Alpha Condé et le dialogue en RDC : Un modèle ambigu entre passé d’opposant et passif politique
L'implication discrète de l'ancien président guinéen Alpha Condé dans les préparatifs du dialogue national en République démocratique du Congo (RDC), suscite de vives interrogations au sein de la classe politique et de la société civile. Intervenir en tant que facilitateur ou conseiller dans une crise nationale exige une légitimité morale et des antécédents irréprochables en matière démocratique. Dès lors, peut-on considérer Alpha Condé comme un modèle pour s’impliquer dans un processus de dialogue congolais hautement sensible ?

Par C. Vuemba / Correspondante France-AfriqueMÉDIA à Kinshasa.
L’analyse de son parcours révèle une dualité manifeste, oscillant entre des atouts historiques indéniables et un bilan politique lourdement entaché.
Les arguments en faveur d’une expertise : Le parcours de l’opposant historique
Sous un angle purement pragmatique, les partisans d’une telle implication soulignent plusieurs aspects du profil d’Alpha Condé :
- Une longue expérience de la lutte politique : Ayant passé des décennies dans l’opposition face aux régimes successifs en Guinée avant d’accéder au pouvoir en 2010, il dispose d’une fine connaissance des dynamiques de contestation et de la psychologie des opposants africains.
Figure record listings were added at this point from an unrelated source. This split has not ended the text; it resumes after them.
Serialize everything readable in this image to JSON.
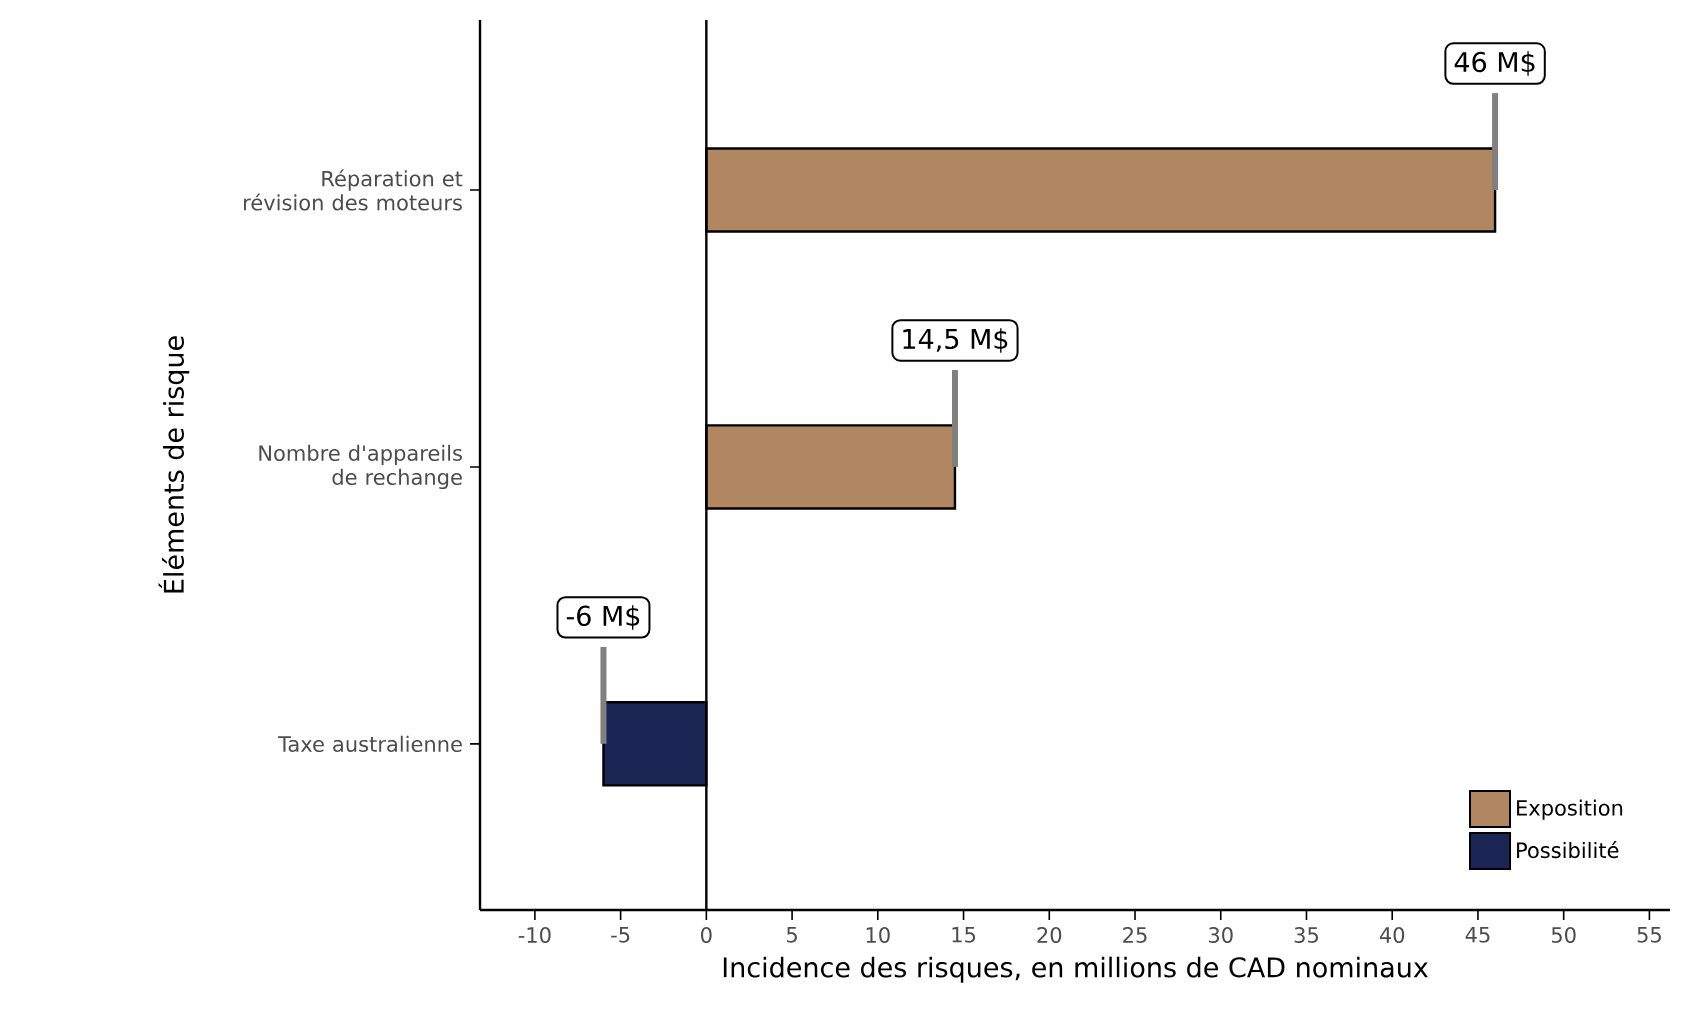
{
  "chart_data": {
    "type": "bar",
    "orientation": "horizontal",
    "xlabel": "Incidence des risques, en millions de CAD nominaux",
    "ylabel": "Éléments de risque",
    "categories": [
      "Réparation et révision des moteurs",
      "Nombre d'appareils de rechange",
      "Taxe australienne"
    ],
    "series": [
      {
        "name": "Exposition",
        "color": "#b08760",
        "values": [
          46,
          14.5,
          null
        ],
        "value_labels": [
          "46 M$",
          "14,5 M$",
          null
        ]
      },
      {
        "name": "Possibilité",
        "color": "#1c2655",
        "values": [
          null,
          null,
          -6
        ],
        "value_labels": [
          null,
          null,
          "-6 M$"
        ]
      }
    ],
    "xlim": [
      -13.2,
      56.2
    ],
    "xticks": [
      -10,
      -5,
      0,
      5,
      10,
      15,
      20,
      25,
      30,
      35,
      40,
      45,
      50,
      55
    ],
    "ref_lines": [
      {
        "axis": "x",
        "value": 0,
        "color": "#000000"
      }
    ],
    "legend": "bottom right",
    "grid": false
  }
}
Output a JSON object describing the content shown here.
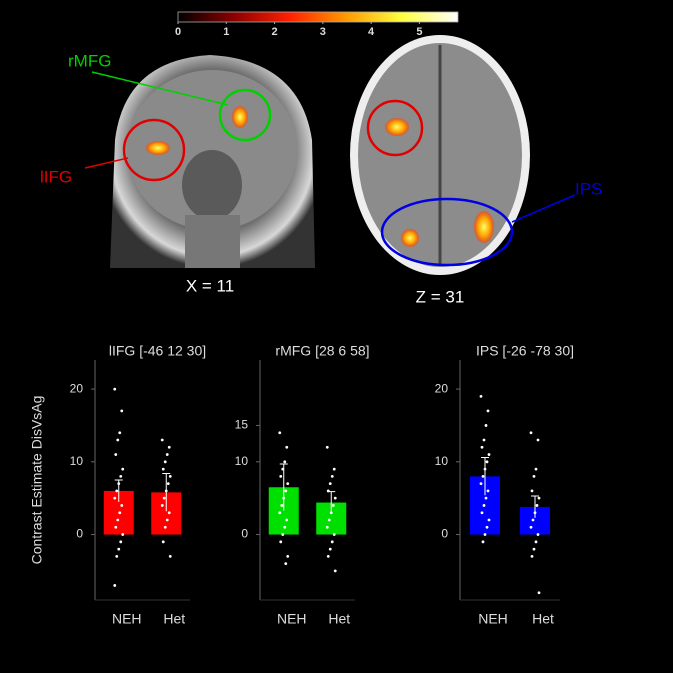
{
  "annotations": {
    "rmfg": "rMFG",
    "lifg": "lIFG",
    "ips": "IPS",
    "x_slice": "X = 11",
    "z_slice": "Z = 31"
  },
  "chart_data": [
    {
      "type": "bar",
      "title": "lIFG [-46 12 30]",
      "ylabel": "Contrast Estimate DisVsAg",
      "color": "#ff0000",
      "categories": [
        "NEH",
        "Het"
      ],
      "values": [
        6,
        5.8
      ],
      "errors": [
        1.5,
        2.6
      ],
      "points": [
        [
          20,
          17,
          14,
          13,
          11,
          9,
          8,
          7,
          6,
          5,
          4,
          3,
          2,
          1,
          0,
          -1,
          -2,
          -3,
          -7
        ],
        [
          13,
          12,
          11,
          10,
          9,
          8,
          7,
          6,
          5,
          4,
          3,
          2,
          1,
          -1,
          -3
        ]
      ],
      "ylim": [
        -9,
        24
      ],
      "yticks": [
        0,
        10,
        20
      ]
    },
    {
      "type": "bar",
      "title": "rMFG [28 6 58]",
      "color": "#00e000",
      "categories": [
        "NEH",
        "Het"
      ],
      "values": [
        6.5,
        4.4
      ],
      "errors": [
        3.2,
        1.5
      ],
      "points": [
        [
          14,
          12,
          10,
          9,
          8,
          7,
          6,
          5,
          4,
          3,
          2,
          1,
          0,
          -1,
          -3,
          -4
        ],
        [
          12,
          9,
          8,
          7,
          6,
          5,
          4,
          3,
          2,
          1,
          0,
          -1,
          -2,
          -3,
          -5
        ]
      ],
      "ylim": [
        -9,
        24
      ],
      "yticks": [
        0,
        10,
        15
      ]
    },
    {
      "type": "bar",
      "title": "IPS [-26 -78 30]",
      "color": "#0000ff",
      "categories": [
        "NEH",
        "Het"
      ],
      "values": [
        8,
        3.8
      ],
      "errors": [
        2.6,
        1.5
      ],
      "points": [
        [
          19,
          17,
          15,
          13,
          12,
          11,
          10,
          9,
          8,
          7,
          6,
          5,
          4,
          3,
          2,
          1,
          0,
          -1
        ],
        [
          14,
          13,
          9,
          8,
          6,
          5,
          4,
          3,
          2,
          1,
          0,
          -1,
          -2,
          -3,
          -8
        ]
      ],
      "ylim": [
        -9,
        24
      ],
      "yticks": [
        0,
        10,
        20
      ]
    },
    {
      "type": "colorbar",
      "colors": [
        "#000000",
        "#8b0000",
        "#ff2000",
        "#ff9a00",
        "#ffff40",
        "#ffffff"
      ],
      "xlim": [
        0,
        5.8
      ],
      "xticks": [
        0,
        1,
        2,
        3,
        4,
        5
      ]
    }
  ]
}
- Des connexions historiques : Ses liens de longue date avec la classe politique congolaise — remontant à l’époque où lui-même et Étienne Tshisekedi luttaient en parfaits contemporains contre l’autoritarisme dans leurs pays respectifs — facilitent la confiance directe que lui accorde le président Félix Tshisekedi.
Les contre-arguments majeurs : Le passif du dirigeant et le piège du troisième mandat
À l’inverse, de nombreux observateurs, analystes et acteurs de la société civile voient en lui un modèle contre-productif, voire sulfureux, pour plusieurs raisons fondamentales :
- La rupture constitutionnelle guinéenne : Le principal point de friction réside dans la fin de son règne en Guinée. En 2020, Alpha Condé a fait passer en force une modification de la Constitution pour briguer un troisième mandat controversé, qualifié par ses détracteurs de « coup d’État constitutionnel » — un scénario précisément au cœur des crispations politiques actuelles en RDC autour d’une éventuelle révision de la loi fondamentale.
- Une chute sanctionnée par un coup d’État : Son mandat s’est soldé en septembre 2021 par une destitution menée par le colonel Mamadi Doumbouya. Un dirigeant chassé du pouvoir par les armes en raison de dérives autoritaires peine à incarner l’exemplarité démocratique requise pour apaiser des tensions institutionnelles.
- Le paradoxe du timing congolais : L’implication de Condé intervient au moment où le pouvoir en RDC est soupçonné par ses détracteurs de préparer le terrain à une modification constitutionnelle similaire à celle qui a perdu la Guinée. Utiliser un conseiller ayant échoué sur cette même ligne de fracture envoie un signal politique ambigu aux oppositions et aux partenaires internationaux.
En somme, si Alpha Condé possède une habileté tactique et une intelligence des réseaux africains reconnues par certains cercles du pouvoir à Kinshasa, il ne saurait constituer un modèle éthique ou démocratique.
Son ombre portée sur les tractations congolaises risque davantage d’alimenter la défiance de l’opposition et de la société civile qu’elle ne garantit une médiation neutre et respectueuse des règles constitutionnelles.